13607 – some regex tests depend on the unicode version used

This is an archived snapshot of W3C's public bugzilla bug tracker, decommissioned in April 2019. Please see the home page for more details.

Bug 13607 - some regex tests depend on the unicode version used

Summary: some regex tests depend on the unicode version used

Status:	RESOLVED FIXED

Alias:	None

Product:	XML Schema Test Suite
Classification:	Unclassified
Component:	Microsoft tests (show other bugs)
Version:	2006-11-06
Hardware:	All All

Importance:	P2 normal
Target Milestone:	XSD 1.1 PR
Assignee:	C. M. Sperberg-McQueen
QA Contact:	XML Schema Test Suite mailing list

URL:
Whiteboard:
Keywords:	decided

Depends on:
Blocks:

Reported:	2011-08-03 13:41 UTC by Andreas Meissl
Modified:	2011-10-24 22:53 UTC (History)
CC List:	2 users (show)

See Also:

Attachments
Comparison of character categories between Unicode 4.0.0 and 6.0.0 (42.65 KB, application/xml) 2011-10-24 17:40 UTC, Michael Kay	Details

Description Andreas Meissl 2011-08-03 13:41:10 UTC

The following test cases from testSet 'MS-Regex2006-07-15' have the wrong result when using the latest unicode database:

group='reS17' test='reS17.v' (&#x1369; not in \p{Nd})
group='reS38' test='reS38.v' (&#x1371; not in \p{Nd})
group='reS51' test='reS51.i' (&#x0BE6; in \p{Nd})
group='reT17' test='reT17.i' (&#x1369; not in \p{Nd})
group='reT38' test='reT38.i' (&#x1371; not in \p{Nd})
group='reT51' test='reT51.v' (&#x0BE6; in \p{Nd})
group='reU6' test='reU6.i' (&#x023F; not in \p{Cn})
group='reZ004v' test='reZ004v.v' (&#x1369;-&#x1371; not in \p{Nd})
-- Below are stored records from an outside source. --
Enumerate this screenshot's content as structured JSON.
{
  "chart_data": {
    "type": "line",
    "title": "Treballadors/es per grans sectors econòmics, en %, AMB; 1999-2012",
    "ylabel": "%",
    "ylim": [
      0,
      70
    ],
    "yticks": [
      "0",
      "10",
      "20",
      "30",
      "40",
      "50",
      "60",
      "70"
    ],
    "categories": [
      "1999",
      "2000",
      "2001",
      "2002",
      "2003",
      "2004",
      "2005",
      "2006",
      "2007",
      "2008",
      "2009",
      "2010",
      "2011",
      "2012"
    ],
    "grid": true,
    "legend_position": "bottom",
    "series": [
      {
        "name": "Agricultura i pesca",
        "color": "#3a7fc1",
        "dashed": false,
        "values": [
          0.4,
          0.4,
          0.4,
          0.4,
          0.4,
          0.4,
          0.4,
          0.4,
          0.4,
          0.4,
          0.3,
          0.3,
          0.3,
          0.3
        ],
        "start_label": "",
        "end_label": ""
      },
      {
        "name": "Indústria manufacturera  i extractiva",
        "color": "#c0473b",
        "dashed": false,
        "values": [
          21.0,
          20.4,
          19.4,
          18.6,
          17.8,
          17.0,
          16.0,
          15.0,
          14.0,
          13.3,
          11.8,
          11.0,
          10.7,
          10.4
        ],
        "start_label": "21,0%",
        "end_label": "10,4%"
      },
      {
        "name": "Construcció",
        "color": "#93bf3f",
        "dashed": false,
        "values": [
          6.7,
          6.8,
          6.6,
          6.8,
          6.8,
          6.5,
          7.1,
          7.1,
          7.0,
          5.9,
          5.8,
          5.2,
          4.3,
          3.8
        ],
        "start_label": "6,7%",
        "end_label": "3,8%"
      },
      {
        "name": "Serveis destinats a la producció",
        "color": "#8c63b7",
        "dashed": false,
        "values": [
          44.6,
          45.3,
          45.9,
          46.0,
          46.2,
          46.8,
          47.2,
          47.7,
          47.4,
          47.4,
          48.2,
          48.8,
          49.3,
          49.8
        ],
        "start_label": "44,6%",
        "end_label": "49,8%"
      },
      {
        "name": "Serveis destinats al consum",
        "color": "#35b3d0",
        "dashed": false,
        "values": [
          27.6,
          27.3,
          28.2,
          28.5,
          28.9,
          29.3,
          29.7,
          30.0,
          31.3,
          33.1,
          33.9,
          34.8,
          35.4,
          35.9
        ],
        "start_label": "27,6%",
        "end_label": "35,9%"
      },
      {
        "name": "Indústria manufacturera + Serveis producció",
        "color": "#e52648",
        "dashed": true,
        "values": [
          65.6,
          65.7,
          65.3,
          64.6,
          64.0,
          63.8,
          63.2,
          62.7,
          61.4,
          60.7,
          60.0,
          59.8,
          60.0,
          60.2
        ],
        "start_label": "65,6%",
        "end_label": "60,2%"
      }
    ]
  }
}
XSD 1.1 allows implementors to use later versions of the unicode database. This leads to different results for the testcases above when using the latest version of the unicode database.


When using the unicode database 3.1 (as referenced from the XSD 1.0 spec) the following testcase has the wrong result:

group='reZ003v' test='reZ003v.v' (&#x0220; in \p{Cn})

Comment 1 David Ezell 2011-10-21 16:18:31 UTC

decided: to mark tests as depending on a specific unicode version if required.

Comment 2 Michael Kay 2011-10-24 17:40:45 UTC

Created attachment 1037 [details]
Comparison of character categories between Unicode 4.0.0 and 6.0.0

Comment 3 Michael Kay 2011-10-24 17:41:53 UTC

I have confirmed these can be accounted for by differences between Unicode 4.0.0 and 6.0.0. I attach a file that summarises the differences between character categories in these two Unicode versions.

Comment 4 Michael Kay 2011-10-24 21:32:55 UTC

I can further confirm that after converting Saxon to use the Unicode 6.0.0 character categories, the tests that fail in the Microsoft regex test set are exactly those listed.

Comment 5 Michael Kay 2011-10-24 22:53:27 UTC

Fixed m=by making expected results conditional on Unicode version. Schema for metadata updated to accommodate this.